Crônicas Tecnológicas II


Felipe e Pedro eram irmãos. Certo dia, Pedro sofreu um grave acidente e foi levado às pressas ao hospital. Por sorte, seu sistema de backups não foi afetado e a equipe médica pôde reconstituir o modelo lógico de seu cérebro átomo a átomo, tal qual momentos antes do acidente. 

Uma pequena parte do cérebro foi substituída por uma prótese artificial, mas que obedecia às mesmas funções lógicas, e que foi resetada ao mesmo estado funcional anterior do cérebro então danificado.  Avanço na medicina - era a primeira vez que tal procedimento tinha sido concluído com êxito absoluto!

Testes confirmaram que o funcionamento mental de Pedro não foi afetado em parte alguma. Não houve perda motora, não houve perda alguma de memória, não houve influência no seu funcionamento lógico - ou seja, nem mesmo a introdução de novas memórias fictícias, ou uma influência em suas percepções sensoriais, e nem mesmo alteração alguma na forma como Pedro sentia suas emoções.
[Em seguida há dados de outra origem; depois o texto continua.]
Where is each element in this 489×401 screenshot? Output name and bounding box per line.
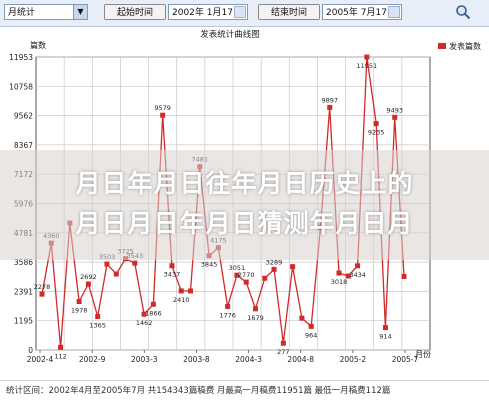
end-date-field[interactable]: 2005年 7月17日 [322,4,402,20]
legend-swatch [438,43,446,49]
data-label: 2770 [238,271,255,279]
data-point [299,315,305,321]
data-point [178,288,184,294]
data-point [104,261,110,267]
y-axis-label: 篇数 [30,40,46,50]
data-label: 1462 [136,319,153,327]
data-point [113,271,119,277]
end-date-value: 2005年 7月17日 [326,8,396,18]
data-label: 2692 [80,273,97,281]
y-tick-label: 3586 [14,258,33,267]
data-label: 9235 [368,129,385,137]
chevron-down-icon[interactable]: ▼ [73,5,87,19]
data-label: 9579 [154,104,171,112]
x-tick-label: 2004-8 [287,355,314,364]
x-tick-label: 2002-4 [27,355,54,364]
legend: 发表篇数 [438,41,481,51]
data-point [336,270,342,276]
data-point [85,281,91,287]
overlay-banner: 月日年月日往年月日历史上的 月日月日年月日猜测年月日月 [0,150,489,260]
toolbar: 月统计 ▼ 起始时间 2002年 1月17日 结束时间 2005年 7月17日 [0,0,489,27]
data-point [355,263,361,269]
data-label: 914 [379,333,391,341]
data-label: 1978 [71,307,88,315]
data-label: 3289 [266,258,283,266]
data-label: 11951 [357,62,378,70]
x-tick-label: 2003-8 [183,355,210,364]
data-point [141,311,147,317]
start-time-button[interactable]: 起始时间 [104,4,166,20]
data-label: 3434 [349,271,366,279]
legend-label: 发表篇数 [449,41,481,51]
y-tick-label: 9562 [14,112,33,121]
data-label: 2410 [173,296,190,304]
data-label: 3018 [331,278,348,286]
x-tick-label: 2003-3 [131,355,158,364]
data-point [280,340,286,346]
data-point [373,121,379,127]
end-time-button[interactable]: 结束时间 [258,4,320,20]
data-point [58,344,64,350]
data-label: 1365 [89,322,106,330]
data-label: 3845 [201,261,218,269]
data-label: 1776 [219,311,236,319]
data-label: 9493 [386,106,403,114]
y-tick-label: 1195 [14,317,33,326]
start-date-field[interactable]: 2002年 1月17日 [168,4,248,20]
data-label: 3437 [164,271,181,279]
x-tick-label: 2005-7 [392,355,419,364]
data-label: 1679 [247,314,264,322]
y-tick-label: 11953 [9,53,33,62]
data-point [225,303,231,309]
data-point [169,263,175,269]
y-tick-label: 8367 [14,141,33,150]
data-point [160,112,166,118]
calendar-icon[interactable] [388,6,400,18]
data-label: 9897 [321,96,338,104]
data-point [290,264,296,270]
data-point [132,260,138,266]
data-point [401,273,407,279]
data-label: 964 [305,331,317,339]
data-label: 3051 [229,264,246,272]
data-label: 112 [54,352,66,360]
data-point [271,266,277,272]
y-tick-label: 2391 [14,287,33,296]
mode-select-value: 月统计 [8,8,36,18]
data-point [382,325,388,331]
y-tick-label: 10758 [9,82,33,91]
data-point [262,275,268,281]
data-point [76,299,82,305]
data-point [234,272,240,278]
data-point [364,54,370,60]
footer: 统计区间：2002年4月至2005年7月 共154343篇稿费 月最高一月稿费1… [0,380,489,401]
banner-line-1: 月日年月日往年月日历史上的 [75,169,414,198]
series-line [41,56,405,348]
data-label: 2278 [34,283,51,291]
calendar-icon[interactable] [234,6,246,18]
data-point [345,273,351,279]
data-point [188,288,194,294]
chart-title: 发表统计曲线图 [200,29,260,40]
x-tick-label: 2004-3 [235,355,262,364]
y-tick-label: 0 [28,346,33,355]
mode-select[interactable]: 月统计 ▼ [4,4,88,20]
data-point [392,114,398,120]
start-date-value: 2002年 1月17日 [172,8,242,18]
data-point [243,279,249,285]
x-axis-label: 月份 [415,349,431,359]
data-point [252,306,258,312]
x-tick-label: 2005-2 [340,355,367,364]
data-point [39,291,45,297]
x-tick-label: 2002-9 [79,355,106,364]
data-point [308,323,314,329]
data-label: 1866 [145,309,162,317]
footer-summary: 统计区间：2002年4月至2005年7月 共154343篇稿费 月最高一月稿费1… [6,386,391,396]
data-point [327,104,333,110]
banner-line-2: 月日月日年月日猜测年月日月 [75,209,414,238]
data-point [95,314,101,320]
data-label: 277 [277,348,289,356]
data-point [150,301,156,307]
search-icon[interactable] [455,4,471,20]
Em suma, Pedro era o mesmíssimo mesmo Pedro de sempre.

Anos adiante, Pedro sofreu novamente da mesma má sorte. Desta vez um pedaço bem maior de seu cérebro foi danificado. Morte cerebral instantânea. 

Mas por um pouco de boa sorte (que tudo na vida vem de um jeito equilibrado), a mesma equipe médica, melhor do mundo naquela especialidade, conseguiu acessar os dados de backup de Pedro junto ao seu exame de ressonância mais recente e foi capaz de reconstruir artificialmente um cérebro inteiro, novinho em folha - que funcionava tal qual o cérebro carbônico anterior. 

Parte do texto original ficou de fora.